Die Praxis, in der sie noch arbeitet, liegt dagegen direkt an einer Schnellstraße, die sich entlang eines Flusses durch ein zersiedeltes Industriegebiet zieht. Tags darauf wird offenbar, dass das Klingeln an der Tür der Praxis vielleicht doch ein Notfall war. Die tote Frau, deren Leiche am Wasser gefunden wurde, hatte um Einlass geklingelt, in Angst und auf der Flucht, wie die Überwachungskamera zeigt. Als Davin das erfährt, bricht sie in Tränen aus. Das junge Mädchen, das auf zunächst noch ungeklärte Weise ums Leben kam, war eine Farbige, vielleicht illegal in Belgien, die als Prostituierte gearbeitet hat. Die Tote führte keine Papiere bei sich. Weil niemand Davin einen Vorwurf macht und weil sich niemand, auch die Polizei nicht, für die Tote interessiert, übernimmt die Ärztin beides selbst.
In der Folgezeit begleitet der Film sie bei Hausbesuchen, registriert ihre Hilfsbereitschaft und auch die Gegenliebe der Patienten. Ein an Krebs erkrankter Junge hat ihr zum Abschied ein Lied komponiert. Davin ist nah bei den Menschen, versteht Zeichen zu lesen, nimmt sich Zeit.
Doch ihr Schuldgefühl, trotz allen Engagements im entscheidenden Augenblick einmal nicht zuverlässig hilfsbereit gewesen zu sein, lässt sie aus der Rolle fallen. Sie kümmert sich um die Tote, besorgt eine Grabstätte, fragt nach dem Termin der Beisetzung, kontaktiert immer wieder die ermittelnden Beamten nach dem Stand der Dinge. Aus der Ärztin wird immer mehr eine intuitiv agierende Ermittlerin, die die Begegnung mit ihren Patienten im Viertel für Fragen nutzt oder durch insistierende Präsenz Reaktionen auslöst.
Ihr geht es um den Namen der Toten, um Schuld, nicht um Strafverfolgung.

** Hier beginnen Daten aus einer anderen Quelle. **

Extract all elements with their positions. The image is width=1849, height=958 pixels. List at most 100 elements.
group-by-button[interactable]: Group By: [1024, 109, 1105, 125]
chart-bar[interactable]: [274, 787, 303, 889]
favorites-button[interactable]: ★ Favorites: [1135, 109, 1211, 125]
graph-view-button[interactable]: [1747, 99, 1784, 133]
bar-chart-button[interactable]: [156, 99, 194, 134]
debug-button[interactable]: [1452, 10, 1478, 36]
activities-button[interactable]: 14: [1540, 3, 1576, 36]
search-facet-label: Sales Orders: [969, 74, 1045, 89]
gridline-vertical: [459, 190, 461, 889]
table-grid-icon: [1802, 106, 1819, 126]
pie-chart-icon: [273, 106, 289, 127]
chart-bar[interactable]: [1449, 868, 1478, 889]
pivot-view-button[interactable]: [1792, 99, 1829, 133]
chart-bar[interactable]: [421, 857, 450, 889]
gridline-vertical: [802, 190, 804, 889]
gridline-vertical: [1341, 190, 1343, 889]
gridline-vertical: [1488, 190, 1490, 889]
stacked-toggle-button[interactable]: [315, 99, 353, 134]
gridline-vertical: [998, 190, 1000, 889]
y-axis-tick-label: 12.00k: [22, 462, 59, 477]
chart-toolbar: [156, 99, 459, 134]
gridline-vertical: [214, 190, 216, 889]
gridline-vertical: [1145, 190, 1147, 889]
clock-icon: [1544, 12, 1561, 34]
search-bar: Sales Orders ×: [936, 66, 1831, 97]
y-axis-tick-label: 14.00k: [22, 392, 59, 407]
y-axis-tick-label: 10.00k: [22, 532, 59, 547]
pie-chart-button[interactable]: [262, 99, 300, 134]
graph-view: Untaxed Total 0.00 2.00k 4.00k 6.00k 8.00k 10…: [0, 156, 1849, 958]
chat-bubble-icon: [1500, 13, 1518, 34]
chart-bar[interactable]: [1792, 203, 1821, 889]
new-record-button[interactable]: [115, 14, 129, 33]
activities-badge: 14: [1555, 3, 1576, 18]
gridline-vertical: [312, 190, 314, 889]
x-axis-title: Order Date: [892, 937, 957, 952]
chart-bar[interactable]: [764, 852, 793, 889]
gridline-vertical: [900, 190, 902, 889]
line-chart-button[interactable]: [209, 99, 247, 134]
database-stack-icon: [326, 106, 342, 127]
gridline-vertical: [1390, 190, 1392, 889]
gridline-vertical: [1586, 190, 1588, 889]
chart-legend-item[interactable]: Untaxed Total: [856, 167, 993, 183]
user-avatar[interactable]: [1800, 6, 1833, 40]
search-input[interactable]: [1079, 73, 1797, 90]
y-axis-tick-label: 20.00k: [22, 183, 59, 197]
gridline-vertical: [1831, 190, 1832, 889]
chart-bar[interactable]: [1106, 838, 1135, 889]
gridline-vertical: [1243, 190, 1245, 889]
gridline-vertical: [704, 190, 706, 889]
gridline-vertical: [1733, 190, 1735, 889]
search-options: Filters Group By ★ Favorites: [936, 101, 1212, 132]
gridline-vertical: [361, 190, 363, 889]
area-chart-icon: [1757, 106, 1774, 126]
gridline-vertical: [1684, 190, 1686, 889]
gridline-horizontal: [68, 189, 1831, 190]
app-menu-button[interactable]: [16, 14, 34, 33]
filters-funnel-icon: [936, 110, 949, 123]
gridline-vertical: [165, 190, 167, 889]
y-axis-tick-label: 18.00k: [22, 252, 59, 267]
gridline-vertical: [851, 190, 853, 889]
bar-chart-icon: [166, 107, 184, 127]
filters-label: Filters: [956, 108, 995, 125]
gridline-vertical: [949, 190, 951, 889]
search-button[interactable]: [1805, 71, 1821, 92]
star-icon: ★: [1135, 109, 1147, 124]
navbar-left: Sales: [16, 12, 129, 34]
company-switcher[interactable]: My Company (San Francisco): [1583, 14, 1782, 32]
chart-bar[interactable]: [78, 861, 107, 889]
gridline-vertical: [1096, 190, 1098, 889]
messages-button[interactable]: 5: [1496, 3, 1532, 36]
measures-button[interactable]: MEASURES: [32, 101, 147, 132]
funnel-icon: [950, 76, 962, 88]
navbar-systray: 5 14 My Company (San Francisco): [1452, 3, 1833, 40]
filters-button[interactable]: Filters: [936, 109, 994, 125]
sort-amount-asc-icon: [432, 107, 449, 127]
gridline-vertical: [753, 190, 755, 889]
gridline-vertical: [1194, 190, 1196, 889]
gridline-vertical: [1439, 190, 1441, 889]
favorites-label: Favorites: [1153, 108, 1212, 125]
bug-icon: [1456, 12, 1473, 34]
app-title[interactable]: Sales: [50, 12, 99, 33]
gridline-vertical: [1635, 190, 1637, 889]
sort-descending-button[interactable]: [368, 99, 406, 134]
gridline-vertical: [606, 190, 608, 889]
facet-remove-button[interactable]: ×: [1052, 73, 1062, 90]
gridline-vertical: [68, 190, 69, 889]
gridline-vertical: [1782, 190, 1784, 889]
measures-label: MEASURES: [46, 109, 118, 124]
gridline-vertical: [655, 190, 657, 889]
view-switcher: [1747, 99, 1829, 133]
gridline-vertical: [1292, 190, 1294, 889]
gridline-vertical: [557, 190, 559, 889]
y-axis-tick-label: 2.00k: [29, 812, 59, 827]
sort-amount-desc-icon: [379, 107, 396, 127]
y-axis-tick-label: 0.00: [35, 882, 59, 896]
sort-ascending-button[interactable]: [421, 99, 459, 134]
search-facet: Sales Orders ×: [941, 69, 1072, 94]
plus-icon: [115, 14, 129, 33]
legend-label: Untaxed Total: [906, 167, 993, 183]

Immer wieder beruft sie sich auf ihre ärztliche Schweigepflicht, falls denn jemand reden wolle. Schnell finden sich Spuren, Widersprüche, erste Hinweise, doch dem Interesse der Ärztin stehen andere Interessen entgegen, sei es eine illegale Autowerkstatt, Voyeurismus oder der Umstand, dass einsamen älteren Männern ab und zu eine Prostituierte zugeführt wird, sei es die Scham, nicht gehandelt zu haben.

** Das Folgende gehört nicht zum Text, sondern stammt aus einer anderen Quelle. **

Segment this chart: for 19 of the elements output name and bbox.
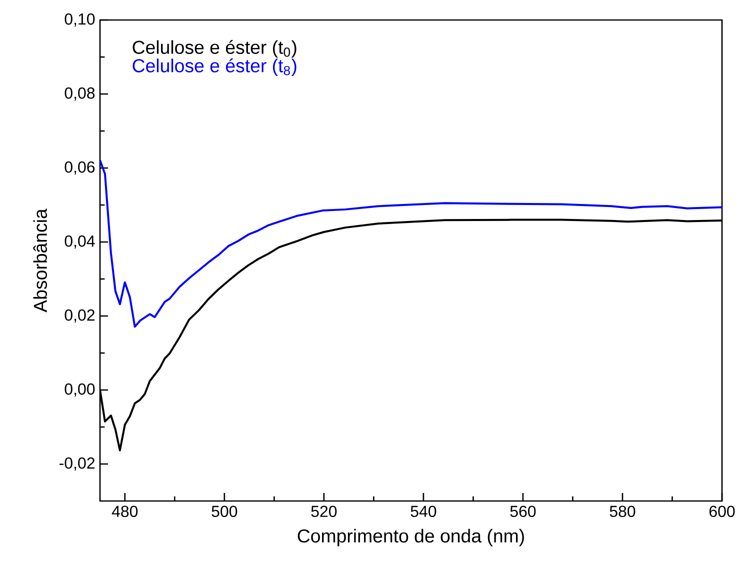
x-tick-label: 500 [212,506,238,518]
x-tick-label: 600 [709,506,735,518]
x-tick-label: 480 [112,506,138,518]
text: Celulose e éster (t$_{8}$) [132,58,296,76]
y-tick-label: 0,00 [64,383,95,397]
line-series [100,159,722,328]
y-tick-label: 0,02 [64,309,94,323]
y-tick-label: 0,08 [64,87,95,101]
x-tick-label: 580 [610,506,636,518]
y-tick-label: 0,04 [64,235,95,249]
x-tick-label: 540 [410,506,436,518]
y-tick-label: 0,06 [64,161,95,175]
y-tick-label: -0,02 [60,457,94,471]
y-axis-title: Absorbância [33,208,48,312]
legend-label: Celulose e éster (t$_{0}$) [132,40,296,58]
x-axis-title: Comprimento de onda (nm) [298,528,524,546]
x-tick-label: 520 [311,506,337,518]
x-tick-label: 560 [510,506,536,518]
y-tick-label: 0,10 [64,13,95,27]
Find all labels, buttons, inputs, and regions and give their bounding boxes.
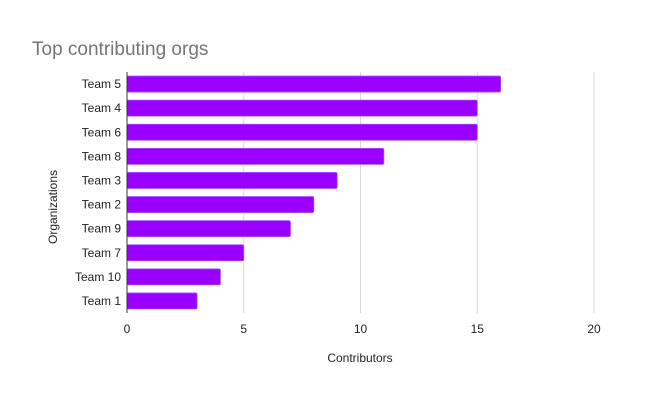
bar: [126, 268, 221, 286]
y-tick-label: Team 8: [82, 149, 122, 163]
y-axis-label: Organizations: [46, 170, 60, 244]
x-tick-label: 5: [240, 322, 247, 336]
x-tick-label: 20: [587, 322, 601, 336]
chart-title: Top contributing orgs: [32, 39, 208, 60]
bar: [126, 147, 385, 165]
bar: [126, 244, 245, 262]
y-tick-label: Team 10: [75, 270, 121, 284]
bar: [126, 220, 291, 238]
y-tick-label: Team 2: [82, 198, 122, 212]
bar: [126, 123, 478, 141]
bar: [126, 75, 502, 93]
bar: [126, 196, 315, 213]
x-axis-label: Contributors: [327, 351, 392, 365]
y-tick-label: Team 9: [82, 222, 122, 236]
y-tick-label: Team 6: [82, 125, 122, 139]
y-tick-label: Team 3: [82, 173, 122, 187]
y-tick-label: Team 4: [82, 101, 122, 115]
bar: [126, 172, 338, 189]
y-tick-label: Team 7: [82, 246, 122, 260]
bar: [126, 99, 478, 117]
y-tick-label: Team 5: [82, 77, 122, 91]
x-tick-label: 0: [124, 322, 131, 336]
bar: [126, 292, 198, 310]
y-tick-label: Team 1: [82, 294, 122, 308]
x-tick-label: 10: [354, 322, 368, 336]
x-tick-label: 15: [471, 322, 485, 336]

Ausgestattet mit einer guten Portion Naivität, aber auch mit der Kraft verbindlicher, nicht hinterfragbarer moralischer Integrität, folgt die Ärztin den Spuren, auf die sie erstaunlich rasch stößt. Die von Adèle Haenel hinreißend konzentriert und stoisch gespielte Hausärztin verkörpert geradezu den aufrechten Gang. Sie nimmt ihr Gegenüber in den Blick: „Schauen Sie mich nicht an!“, heißt es an entscheidender Stelle; sie ist unbequem, nicht zynisch, weiß zu schweigen, wenn ihr Praktikant die Gründe erläutert, warum er sich für den Beruf des Mediziners nicht geeignet fühlt. Gerade, weil Davin ihre Rolle der Ärztin mit der Rolle der Ermittlerin verknüpft, bricht sie aus der Routine im Umgang mit der Toten aus. Sie aktualisiert die Instanz des Gewissens, der Moral beim Gegenüber, was sich darin zeigt, dass die „Geständnisse“ letztlich freiwillig abgelegt werden, dass die Gespräche gesucht werden.

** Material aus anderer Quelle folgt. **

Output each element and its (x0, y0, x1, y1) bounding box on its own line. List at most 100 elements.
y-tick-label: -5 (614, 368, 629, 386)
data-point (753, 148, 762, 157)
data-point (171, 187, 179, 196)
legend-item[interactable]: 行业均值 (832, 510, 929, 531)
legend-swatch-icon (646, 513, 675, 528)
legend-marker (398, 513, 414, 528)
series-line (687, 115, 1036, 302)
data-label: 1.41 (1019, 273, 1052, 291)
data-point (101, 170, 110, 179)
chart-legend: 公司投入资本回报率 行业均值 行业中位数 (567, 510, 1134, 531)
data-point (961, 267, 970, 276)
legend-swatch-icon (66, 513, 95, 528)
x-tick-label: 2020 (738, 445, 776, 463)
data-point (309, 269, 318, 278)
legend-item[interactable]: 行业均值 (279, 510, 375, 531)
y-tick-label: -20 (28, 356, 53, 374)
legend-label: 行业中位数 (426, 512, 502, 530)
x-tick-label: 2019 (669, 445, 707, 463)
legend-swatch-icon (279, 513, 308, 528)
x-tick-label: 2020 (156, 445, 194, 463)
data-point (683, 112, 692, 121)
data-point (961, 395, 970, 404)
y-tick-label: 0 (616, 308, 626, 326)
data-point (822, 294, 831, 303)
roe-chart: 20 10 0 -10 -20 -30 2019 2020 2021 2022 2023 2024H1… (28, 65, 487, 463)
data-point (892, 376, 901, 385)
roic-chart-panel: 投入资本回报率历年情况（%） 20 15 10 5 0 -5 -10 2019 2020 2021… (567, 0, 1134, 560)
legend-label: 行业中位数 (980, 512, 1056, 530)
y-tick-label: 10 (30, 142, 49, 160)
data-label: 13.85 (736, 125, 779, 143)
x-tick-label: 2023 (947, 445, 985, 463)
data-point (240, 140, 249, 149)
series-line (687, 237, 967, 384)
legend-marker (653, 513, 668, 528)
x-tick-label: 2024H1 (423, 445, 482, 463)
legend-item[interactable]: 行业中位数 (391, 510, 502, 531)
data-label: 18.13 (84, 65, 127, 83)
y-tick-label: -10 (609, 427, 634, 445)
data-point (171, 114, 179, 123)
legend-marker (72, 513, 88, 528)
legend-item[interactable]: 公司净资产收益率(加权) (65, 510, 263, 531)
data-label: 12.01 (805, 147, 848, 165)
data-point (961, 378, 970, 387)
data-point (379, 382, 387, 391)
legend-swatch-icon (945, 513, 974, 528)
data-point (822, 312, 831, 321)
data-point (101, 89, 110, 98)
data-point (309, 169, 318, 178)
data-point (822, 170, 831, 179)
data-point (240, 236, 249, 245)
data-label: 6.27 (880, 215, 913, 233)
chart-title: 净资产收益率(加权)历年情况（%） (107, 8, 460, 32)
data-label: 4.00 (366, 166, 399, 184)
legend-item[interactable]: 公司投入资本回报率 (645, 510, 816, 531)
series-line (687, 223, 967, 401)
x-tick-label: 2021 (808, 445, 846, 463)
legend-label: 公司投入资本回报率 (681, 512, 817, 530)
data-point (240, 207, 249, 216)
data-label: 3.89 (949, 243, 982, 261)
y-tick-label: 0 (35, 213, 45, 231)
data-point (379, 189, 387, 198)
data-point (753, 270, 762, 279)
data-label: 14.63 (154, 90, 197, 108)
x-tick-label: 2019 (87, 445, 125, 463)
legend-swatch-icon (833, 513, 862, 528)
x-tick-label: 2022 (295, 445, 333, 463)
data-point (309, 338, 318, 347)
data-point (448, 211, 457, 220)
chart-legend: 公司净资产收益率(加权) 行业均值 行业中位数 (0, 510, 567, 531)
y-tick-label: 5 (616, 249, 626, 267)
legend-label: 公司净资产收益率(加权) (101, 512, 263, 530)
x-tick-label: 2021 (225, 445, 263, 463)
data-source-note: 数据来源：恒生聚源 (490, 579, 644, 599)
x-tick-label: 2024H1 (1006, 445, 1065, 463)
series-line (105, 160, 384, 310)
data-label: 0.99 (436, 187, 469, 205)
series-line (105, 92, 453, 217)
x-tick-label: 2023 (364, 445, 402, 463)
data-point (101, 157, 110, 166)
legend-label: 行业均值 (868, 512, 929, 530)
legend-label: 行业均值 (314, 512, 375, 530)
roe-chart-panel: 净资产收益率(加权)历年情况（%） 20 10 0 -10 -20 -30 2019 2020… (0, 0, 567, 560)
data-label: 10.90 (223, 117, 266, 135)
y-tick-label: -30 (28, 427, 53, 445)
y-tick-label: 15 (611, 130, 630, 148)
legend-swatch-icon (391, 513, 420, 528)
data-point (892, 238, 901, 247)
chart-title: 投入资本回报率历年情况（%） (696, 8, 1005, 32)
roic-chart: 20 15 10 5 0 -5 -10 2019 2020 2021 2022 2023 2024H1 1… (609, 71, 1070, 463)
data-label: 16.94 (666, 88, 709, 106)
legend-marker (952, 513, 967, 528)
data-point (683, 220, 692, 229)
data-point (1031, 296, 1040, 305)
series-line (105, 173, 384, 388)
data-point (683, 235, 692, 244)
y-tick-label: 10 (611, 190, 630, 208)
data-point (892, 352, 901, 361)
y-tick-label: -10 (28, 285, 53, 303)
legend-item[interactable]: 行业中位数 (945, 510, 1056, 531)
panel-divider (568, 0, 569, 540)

„Das unbekannte Mädchen“ endet erst dann, wenn die Tote nicht nur einen Namen, sondern ihren richtigen Namen erhalten hat. Vielleicht liegt darin der optimistische Zug im post-sozialen Realismus der Gebrüder Dardenne. An die Stelle der institutionellen Autorität einer Priester-Figur, die früher eine ähnliche Funktion wie Davin hätte gehabt haben können, tritt jetzt die engagierte Ärztin, die ihren Patienten mit Empathie und Verbindlichkeit gegenübertritt. Muss man noch erwähnen, dass Jenny Davin die Stelle im Gesundheitszentrum ausschlägt?